Mohon tunggu...
Rodini Ariani
Rodini Ariani Mohon Tunggu... Mahasiswa - Mahasiswa

Menulis

Selanjutnya

Tutup

Ilmu Sosbud

Kebijakan Fiskal Pemerintah dalam Merelaksasikan Pajak untuk Meningkatkan Daya Beli Masyarakat

26 November 2022   21:38 Diperbarui: 26 November 2022   21:57 127
+
Laporkan Konten
Laporkan Akun
Kompasiana adalah platform blog. Konten ini menjadi tanggung jawab bloger dan tidak mewakili pandangan redaksi Kompas.
Lihat foto
Ilmu Sosbud dan Agama. Sumber ilustrasi: PEXELS

Pemerintah melakukan yang terbaik untuk menyelamatkan ekonomi. Salah satunya fokus pada pemberian pinjaman modal kerja yang lebih besar bagi pengusaha UMKM. Selain itu, pemerintah -- melalui Kementerian Keuangan -- merilis beberapa insentif pajak dan langkah-langkah mitigasi bagi wajib pajak yang terkena dampak pandemi Covid-19 untuk membantu pemulihan ekonomi nasional. Apa itu insentif dan relaksasi pajak?

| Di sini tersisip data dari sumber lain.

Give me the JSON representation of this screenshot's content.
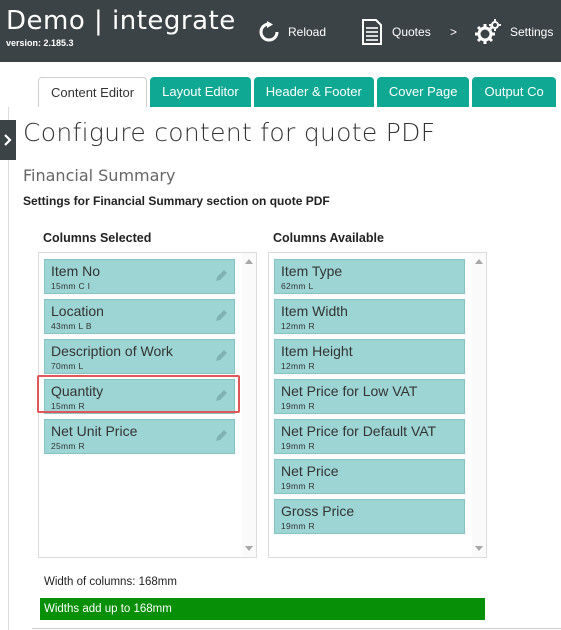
{
  "app": {
    "title": "Demo | integrate",
    "version": "version: 2.185.3"
  },
  "nav": {
    "reload_label": "Reload",
    "reload_icon": "reload-icon",
    "quotes_label": "Quotes",
    "quotes_icon": "document-icon",
    "separator": ">",
    "settings_label": "Settings",
    "settings_icon": "gear-icon"
  },
  "tabs": [
    {
      "label": "Content Editor",
      "active": true
    },
    {
      "label": "Layout Editor",
      "active": false
    },
    {
      "label": "Header & Footer",
      "active": false
    },
    {
      "label": "Cover Page",
      "active": false
    },
    {
      "label": "Output Co",
      "active": false
    }
  ],
  "page": {
    "title": "Configure content for quote PDF",
    "section_title": "Financial Summary",
    "section_desc": "Settings for Financial Summary section on quote PDF"
  },
  "selected": {
    "header": "Columns Selected",
    "items": [
      {
        "name": "Item No",
        "meta": "15mm C I"
      },
      {
        "name": "Location",
        "meta": "43mm L B"
      },
      {
        "name": "Description of Work",
        "meta": "70mm L"
      },
      {
        "name": "Quantity",
        "meta": "15mm R"
      },
      {
        "name": "Net Unit Price",
        "meta": "25mm R"
      }
    ]
  },
  "available": {
    "header": "Columns Available",
    "items": [
      {
        "name": "Item Type",
        "meta": "62mm L"
      },
      {
        "name": "Item Width",
        "meta": "12mm R"
      },
      {
        "name": "Item Height",
        "meta": "12mm R"
      },
      {
        "name": "Net Price for Low VAT",
        "meta": "19mm R"
      },
      {
        "name": "Net Price for Default VAT",
        "meta": "19mm R"
      },
      {
        "name": "Net Price",
        "meta": "19mm R"
      },
      {
        "name": "Gross Price",
        "meta": "19mm R"
      }
    ]
  },
  "footer": {
    "width_label": "Width of columns: 168mm",
    "status_text": "Widths add up to 168mm"
  },
  "colors": {
    "topbar": "#3c4347",
    "tab_inactive": "#0fa892",
    "item_bg": "#9dd5d5",
    "highlight": "#e0575a",
    "status_ok": "#078f07"
  }
}
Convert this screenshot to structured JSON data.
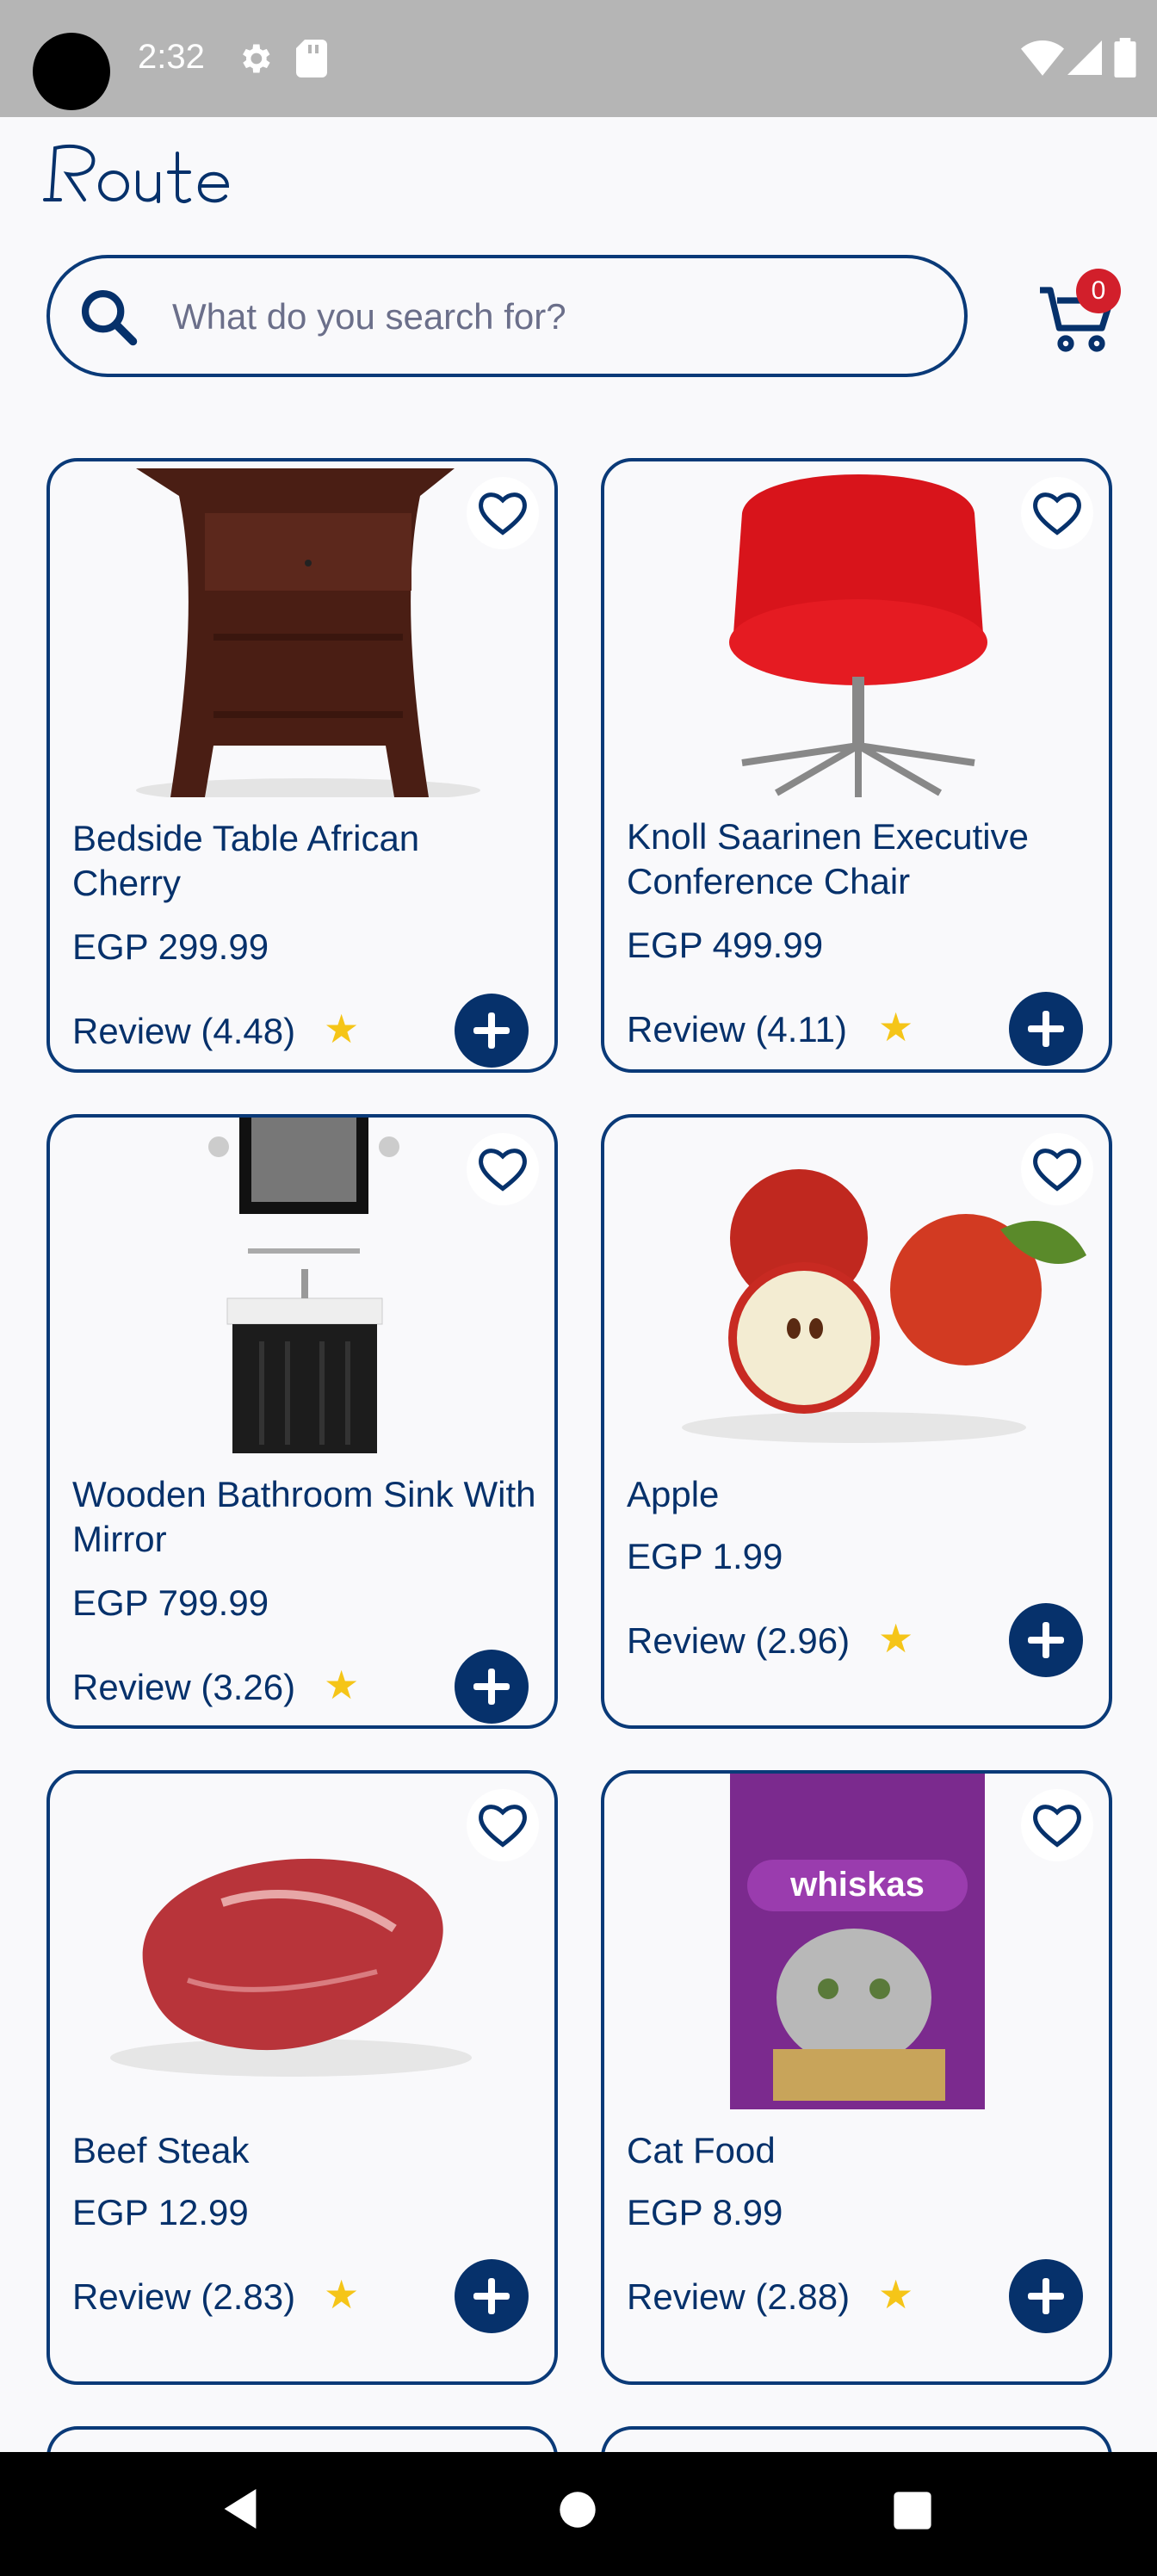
{
  "status_bar": {
    "time": "2:32"
  },
  "app": {
    "logo_text": "Route"
  },
  "search": {
    "placeholder": "What do you search for?"
  },
  "cart": {
    "count": "0"
  },
  "products": [
    {
      "title": "Bedside Table African Cherry",
      "price": "EGP 299.99",
      "review": "Review (4.48)"
    },
    {
      "title": "Knoll Saarinen Executive Conference Chair",
      "price": "EGP 499.99",
      "review": "Review (4.11)"
    },
    {
      "title": "Wooden Bathroom Sink With Mirror",
      "price": "EGP 799.99",
      "review": "Review (3.26)"
    },
    {
      "title": "Apple",
      "price": "EGP 1.99",
      "review": "Review (2.96)"
    },
    {
      "title": "Beef Steak",
      "price": "EGP 12.99",
      "review": "Review (2.83)"
    },
    {
      "title": "Cat Food",
      "price": "EGP 8.99",
      "review": "Review (2.88)"
    }
  ],
  "colors": {
    "primary": "#06316b",
    "star": "#f5c518",
    "badge": "#d21f2b"
  }
}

Insentif pajak dan kredit pajak merupakan inisiatif pemerintah terkait dengan upaya negara menarik investor untuk mendorong kegiatan ekonomi. Hal ini juga menimbulkan persaingan antar negara untuk meyakinkan investor agar pindah dan berinvestasi di negaranya sendiri dan tidak pindah ke negara lain.

Seputar insentif perpajakan yang diberlakukan sementara oleh pemerintah di masa pandemi Covid-19, seperti

Karyawan menerima tambahan penghasilan berupa pajak yang tidak dapat dikurangkan karena kewajiban perpajakannya menjadi tanggung jawab negara. Jika perusahaan memiliki cabang, cukup lapor negara sudah menggunakan dana PPh sesuai pasal 21 dan berlaku untuk semua cabang.

Seperti disebutkan sebelumnya, karyawan yang bekerja di perusahaan yang beroperasi di salah satu dari 1.189 industri yang ditentukan, perusahaan yang mendapat status Kemudahan Impor untuk Tujuan Ekspor (KITE), atau perusahaan di daerah pengawasan pabean berhak menerima manfaat pajak penghasilan berdasarkan Pasal 21 (PPh) yang pemerintah bertanggung jawab bertanggung jawab.

Insentif ini diberikan kepada karyawan dengan NPWP dan penghasilan bruto tahunan tetap dan teratur sampai dengan Rp200 juta.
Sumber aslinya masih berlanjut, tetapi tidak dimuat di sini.